A number of groundbreaking new drugs, related to low testosterone, postpartum depression and multiple sclerosis, have been approved for use by the US FDA.
The US Food and Drug Administration (FDA) has approved oral testosterone undecanoate to treat low testosterone in men whose condition is caused by pituitary tumours or certain genetic disorders, such as Klinefelter syndrome. The pill, marketed as Jatenzo, isn’t intended for age-related hypogonadism.
In a phase 3 study among men with low testosterone, 87% of those receiving oral testosterone undecanoate achieved average testosterone levels in the normal range (the primary endpoint). Common side effects included high blood pressure, headache, decreased HDL cholesterol, increased prostate-specific antigen, increased hematocrit and nausea.
The drug will carry a boxed warning about the risk for blood pressure increases. Individual patient risk for cardiovascular disease must be assessed prior to considering treatment.

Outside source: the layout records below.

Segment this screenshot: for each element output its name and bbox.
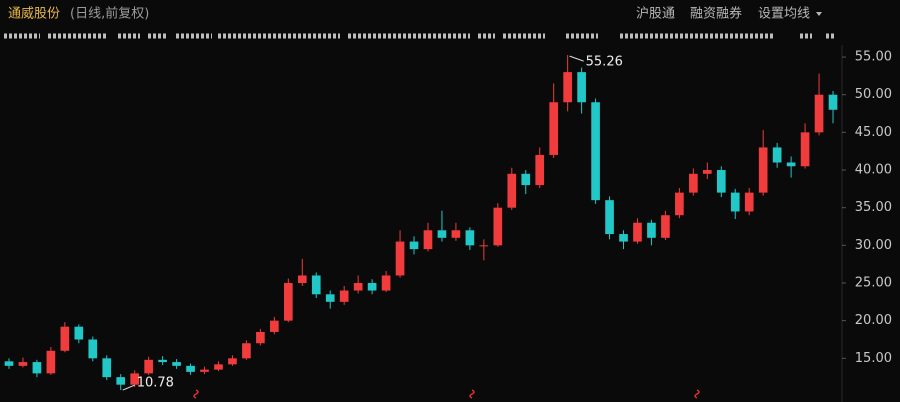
candle-body xyxy=(32,362,42,374)
y-tick-label: 40.00 xyxy=(855,163,892,178)
candle-body xyxy=(367,283,377,291)
candle-body xyxy=(381,275,391,291)
candle-body xyxy=(102,358,112,378)
max-price-label: 55.26 xyxy=(586,55,623,70)
candle-body xyxy=(144,359,153,374)
y-tick-label: 25.00 xyxy=(855,276,892,291)
y-tick-label: 20.00 xyxy=(855,313,892,328)
candle-body xyxy=(437,230,447,238)
candle-body xyxy=(158,359,167,363)
margin-button[interactable]: 融资融券 xyxy=(690,6,742,22)
candle-body xyxy=(730,192,740,212)
candle-body xyxy=(130,373,140,385)
candle-body xyxy=(4,361,14,366)
candle-body xyxy=(605,200,614,235)
y-tick-label: 55.00 xyxy=(855,50,892,65)
candle-body xyxy=(521,173,531,186)
candle-body xyxy=(88,339,98,359)
ma-settings-button[interactable]: 设置均线 xyxy=(758,7,810,22)
candle-body xyxy=(200,369,209,372)
y-tick-label: 50.00 xyxy=(855,87,892,102)
candle-body xyxy=(395,241,405,276)
candle-body xyxy=(814,94,824,133)
candle-body xyxy=(228,358,237,365)
candle-body xyxy=(577,72,586,103)
candle-body xyxy=(214,364,223,370)
candle-body xyxy=(591,102,600,201)
candle-body xyxy=(423,230,433,250)
candle-body xyxy=(828,94,838,110)
candle-body xyxy=(256,331,265,344)
candle-body xyxy=(60,326,70,351)
stock-name: 通威股份 xyxy=(8,7,60,22)
candle-body xyxy=(563,72,572,103)
candle-body xyxy=(242,343,251,359)
candle-body xyxy=(647,222,656,238)
candle-body xyxy=(353,283,363,291)
candle-body xyxy=(535,154,545,186)
event-flags xyxy=(193,389,700,399)
candle-body xyxy=(702,170,712,174)
candle-body xyxy=(339,290,349,302)
candle-body xyxy=(758,147,768,193)
candle-body xyxy=(116,377,126,385)
min-price-label: 10.78 xyxy=(137,376,174,391)
candle-body xyxy=(675,192,684,216)
candle-body xyxy=(172,362,181,366)
chart-mode: (日线,前复权) xyxy=(70,6,149,22)
max-pointer xyxy=(569,55,584,62)
hk-connect-button[interactable]: 沪股通 xyxy=(636,6,675,22)
candle-body xyxy=(465,230,475,246)
candle-body xyxy=(270,320,279,332)
candle-body xyxy=(786,162,796,167)
candle-body xyxy=(744,192,754,212)
candle-body xyxy=(18,362,28,366)
y-tick-label: 15.00 xyxy=(855,351,892,366)
candle-body xyxy=(661,215,670,238)
candle-body xyxy=(409,241,419,250)
candle-body xyxy=(311,275,321,295)
candle-body xyxy=(46,350,56,374)
candle-body xyxy=(800,132,810,167)
candle-body xyxy=(633,222,642,242)
candle-body xyxy=(493,207,503,246)
candle-body xyxy=(549,102,559,155)
candle-body xyxy=(325,294,335,302)
candle-body xyxy=(772,147,782,163)
min-pointer xyxy=(122,384,135,391)
y-tick-label: 35.00 xyxy=(855,200,892,215)
candle-body xyxy=(297,275,307,283)
candle-body xyxy=(479,245,489,247)
candle-body xyxy=(74,326,84,340)
candle-body xyxy=(283,283,293,321)
candle-body xyxy=(451,230,461,238)
candle-body xyxy=(619,234,628,242)
y-tick-label: 45.00 xyxy=(855,125,892,140)
candle-body xyxy=(507,173,517,208)
dropdown-arrow[interactable] xyxy=(816,12,822,16)
candle-body xyxy=(186,365,195,372)
candle-body xyxy=(716,170,726,193)
y-tick-label: 30.00 xyxy=(855,238,892,253)
candle-body xyxy=(689,173,698,193)
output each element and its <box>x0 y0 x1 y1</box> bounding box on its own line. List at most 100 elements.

NOVEL DRUG FOR POSTPARTUM DEPRESSION
The FDA has approved brexanolone (marketed as Zulresso) to treat postpartum depression in women. This novel drug works by restoring levels of the metabolite allopregnanolone, which can be implicated in the development of postpartum depression.
Brexanolone is administered as a continuous intravenous infusion over 60 hours. Patients must be enrolled in the drug’s Risk Evaluation and Mitigation Strategy (REMS) program to be treated. Brexanolone may cause severe drowsiness and sudden loss of consciousness, so patients must have continuous pulse oximetry monitoring during the infusion.
They also must be monitored when interacting with their children during the infusion, and they should not drive, operate machinery, or perform other potentially dangerous activities until drowsiness has resolved post-treatment.
Brexanolone’s approval was based on findings from two placebo-controlled trials — one in patients with moderate postpartum depression and the other in patients with severe depression. In both trials, the drug outperformed placebo in terms of depressive symptoms after the infusion and at 30 days.
Dr Peter Roy-Byrne, editor-in-chief of NEJM Journal Watch Psychiatry, commented: “The major advantage of this drug is the rapid onset of action. A disadvantage is that patients will need to be treated in a special hospital-like facility capable of careful monitoring, and this may pose logistical problems. Only time will tell what its place will be in the armamentarium of treatments for this very serious and at times underappreciated condition.”
NEW ORAL DRUG TO TREAT MS
The 22nd WHO Expert Committee on the Selection and Use of Essential Medicines will be debating an application for three medicines for multiple sclerosis, submitted by the Multiple Sclerosis International Federation – glatiramer acetate, fingolimod and ocrelizumab.
The FDA has approved Mayzent (siponimod) tablets, by Novartis, to treat adults with relapsing forms of multiple sclerosis (MS), to include clinically isolated syndrome, relapsing remitting disease, and active secondary progressive disease. The efficacy of siponimod was shown in a clinical trial of 1 651 patients that compared it to placebo in patients with SPMS who had evidence of disability progression in the prior two years and no relapses in the three months prior to enrollment.
The primary endpoint of the study was the time to three-month confirmed progression in disability. The fraction of patients with confirmed progression of disability was statistically significantly lower in the siponimod group than in the placebo group. It also decreased the number of relapses experienced by these patients. In the subgroup of patients with non-active SPMS, the results were not statistically significant.
The most common adverse reactions reported by patients receiving the drug in the clinical trials include headache, high blood pressure and liver function test increases.